Advances in computing power have enabled machine learning algorithms to learn directly from large amounts of data. Deep reinforcement learning is a particularly powerful approach that uses agents to learn by interacting with a data environment. While many traders and investment managers rely on traditional statistical and stochastic methods to price assets and develop trading and hedging strategies, deep reinforcement learning has proven to be an effective way to learn optimal strategies for pricing and hedging. Machine learning removes the need for various parametric assumptions about underlying market dynamics by learning directly from data . This study examines the use of machine learning methods to develop a data-driven approach to derivatives pricing and dynamic hedging . However, machine learning methods like reinforcement learning require a lot of data to learn. We explore the implementation of methods based on generative adversarial networks to generate realistic market data from past historical data. This data is used to train the reinforcement learning framework and evaluate its robustness. The results demonstrate the effectiveness of deep reinforcement learning methods for pricing derivatives and hedging positions in the proposed GAN-based systematic market simulation framework .

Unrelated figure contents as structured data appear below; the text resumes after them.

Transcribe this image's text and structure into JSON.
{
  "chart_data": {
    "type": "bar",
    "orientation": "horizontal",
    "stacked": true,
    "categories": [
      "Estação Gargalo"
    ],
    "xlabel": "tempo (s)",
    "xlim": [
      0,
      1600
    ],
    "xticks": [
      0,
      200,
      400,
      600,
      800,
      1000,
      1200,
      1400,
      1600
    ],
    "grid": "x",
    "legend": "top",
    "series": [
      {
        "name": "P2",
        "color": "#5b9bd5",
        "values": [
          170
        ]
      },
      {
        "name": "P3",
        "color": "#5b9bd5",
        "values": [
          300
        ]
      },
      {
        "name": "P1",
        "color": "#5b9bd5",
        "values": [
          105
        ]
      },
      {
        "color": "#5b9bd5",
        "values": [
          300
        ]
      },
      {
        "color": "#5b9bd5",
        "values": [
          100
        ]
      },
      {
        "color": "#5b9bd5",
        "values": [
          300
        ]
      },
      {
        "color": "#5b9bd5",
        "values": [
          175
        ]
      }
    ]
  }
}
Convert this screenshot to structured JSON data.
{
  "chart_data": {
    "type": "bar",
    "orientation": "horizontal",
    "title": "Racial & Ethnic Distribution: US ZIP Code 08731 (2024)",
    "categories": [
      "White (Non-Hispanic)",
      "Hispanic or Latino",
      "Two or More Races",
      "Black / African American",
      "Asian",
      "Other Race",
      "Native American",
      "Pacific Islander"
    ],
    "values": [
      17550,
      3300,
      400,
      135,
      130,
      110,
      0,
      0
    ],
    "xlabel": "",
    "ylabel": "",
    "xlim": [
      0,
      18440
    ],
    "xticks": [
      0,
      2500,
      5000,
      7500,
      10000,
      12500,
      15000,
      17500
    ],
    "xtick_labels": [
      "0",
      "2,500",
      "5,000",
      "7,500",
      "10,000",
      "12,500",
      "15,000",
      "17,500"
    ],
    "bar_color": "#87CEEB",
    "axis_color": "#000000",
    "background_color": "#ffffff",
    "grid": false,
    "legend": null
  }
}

Improving generalization of reinforcement learning-based trading by using generative adversarial market models
Improving Generalization in Reinforcement Learning–Based Trading by Using a Generative Adversarial Market Model
With the increasing sophistication of artificial intelligence, reinforcement learning (RL) has been widely used in portfolio management. However, disadvantages remain. Specifically, since the training environments of RL-based portfolio optimization frameworks are usually constructed based on historical price data in the literature, the agent may
1) Violating the definition of a Markov decision process (MDP),
2) ignores its own market impact, or
3) Failure to explain the causal relationship in the interaction process;
These ultimately lead the agent to make poor generalizations. To overcome these issues—in particular, to help RL-based portfolio agents generalize better—we introduce an interactive training environment that utilizes a generative model called the limit order book generative adversarial model ( LOB-GAN) , to simulate financial markets. Specifically, LOB-GAN models market ordering behavior and uses LOB-GAN's generator as a market behavior simulator. The market behavior simulator combines the real securities matching system to construct a simulated financial market, which is called a virtual market. The virtual marketplace is then used as an interactive training environment for RL-based portfolio agents. Experimental results show that our framework improves out-of-sample portfolio performance by 4%, outperforming other generalization strategies.